Blog Credo

The whole aim of practical politics is to keep the populace alarmed (and hence clamorous to be led to safety) by menacing it with an endless series of hobgoblins, all of them imaginary.

H.L. Mencken

Tuesday, September 29, 2020

Donald J. Ponzi

 As promised, the New York Times dropped another report on Trump's finances. This one lacks the easy hook of the $750 tax bill. Jon Chait does a nice job of simplifying and explaining why the combined reports paint the picture of Trump as a crooked conman.

As was reported back in 2016 and 2018, Fred Trump was a very successful builder in postwar New York, especially the outer borough on Long Island. I mean, he was a slumlord and all who violated fair housing laws, but he was legitimately rich. But he was also excluded from the Manhattan scene. His son Donald would be different. So he laundered money to his son, created a fake empire for him and launched him with every possible advantage into high profile Manhattan real estate.

Donald went bankrupt. 

If he had just invested his dad's money in an index fund, he'd be much richer than he is today. Instead, he managed to lose money on gambling, which I didn't was possible. The image of the rich playboy developer, however, was now part of the cultural landscape. (Spy Magazine in the '90s ripped him to pieces.) 

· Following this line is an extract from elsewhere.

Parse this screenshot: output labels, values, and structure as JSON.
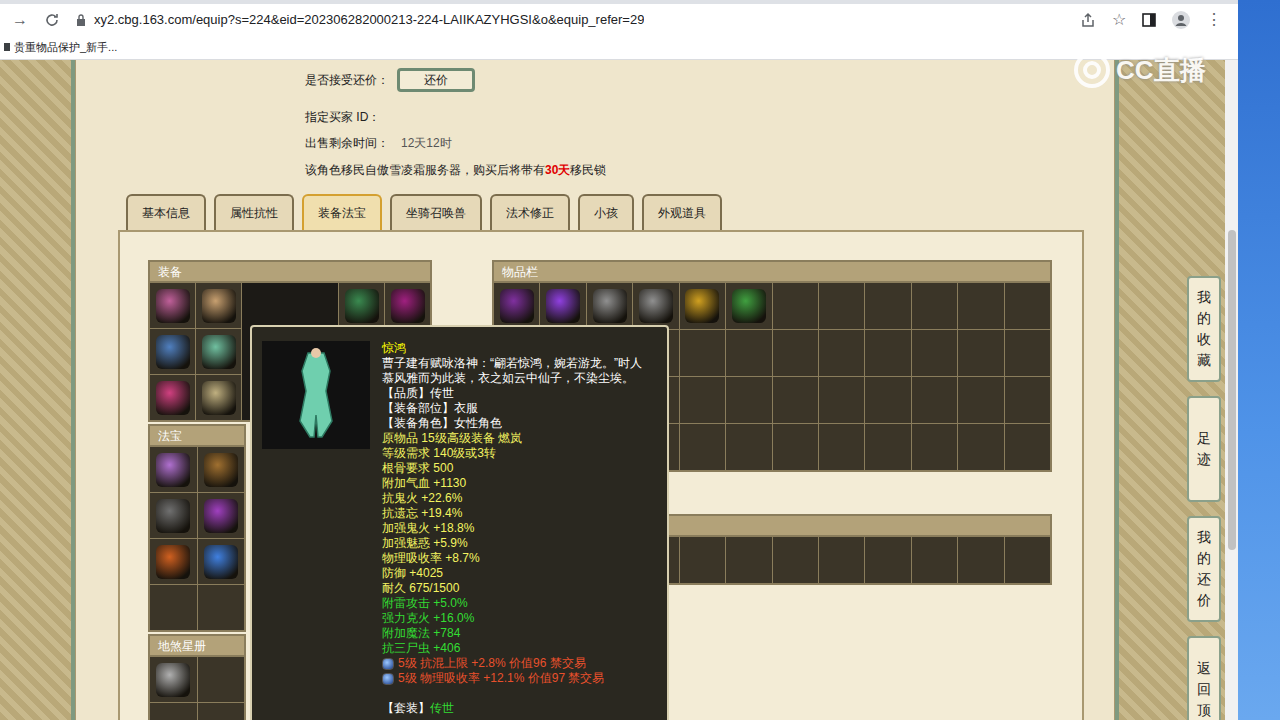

What yesterday's report shows is that Trump took his image and leveraged it into a series of Ponzi schemes, basically. The Apprentice was the keystone of his new fraudulent endeavors. He would use his reputation as a celebrity businessman to launch nakedly exploitive institutions like Trump University or the Trump Network. He would then borrow on those entities to buy golf courses (which are apparently money sinks). 

There is then ample evidence that he used those golf courses to launder money. For whom? Well, he certainly was close to a lot of Russian oligarchs who need to keep their money from Putin. Especially in the '00s, Putin was stripping the oligarchs of their wealth and transferring it to his cronies (the oligarchs had largely supported Yeltsin). They needed some way to hide their money. Enter (probably) a desperate and unethical real estate guy in constant debt who was not averse to breaking the law. 

All of this is why Trump has worked so hard to avoid releasing this information. All of this is why Trump has been so solicitous of Putin and other dictators. 

Back in the 2016 debates, Clinton was asked to say something nice about Trump and she offered some anodyne statement about him loving his kids.  If I had to say something nice about Trump, it's that he was - in a weird way - a hustler. He can't do hard mental or physical labor, but he has the emotional endurance to live on the razor's edge of insolvency while keeping a hundred plates spinning frantically as turns one liability into a future asset...that he will then turn into a liability which will become a future asset, mercilessly wrecking and ruining those who would get in his way.

Trump is a con man. There's a little larceny in every good salesman, but Trump's uniquely high profile persona and obvious narcissism has created a frantic series of Ponzi schemes...well, maybe not a Ponzi scheme, because Trump never pays out the early investors. It's a Trump Scheme. Borrow, strip the asset for money, declare bankruptcy, lather, rinse, repeat.

And yeah, 40% of Americans think he should have the nuclear codes.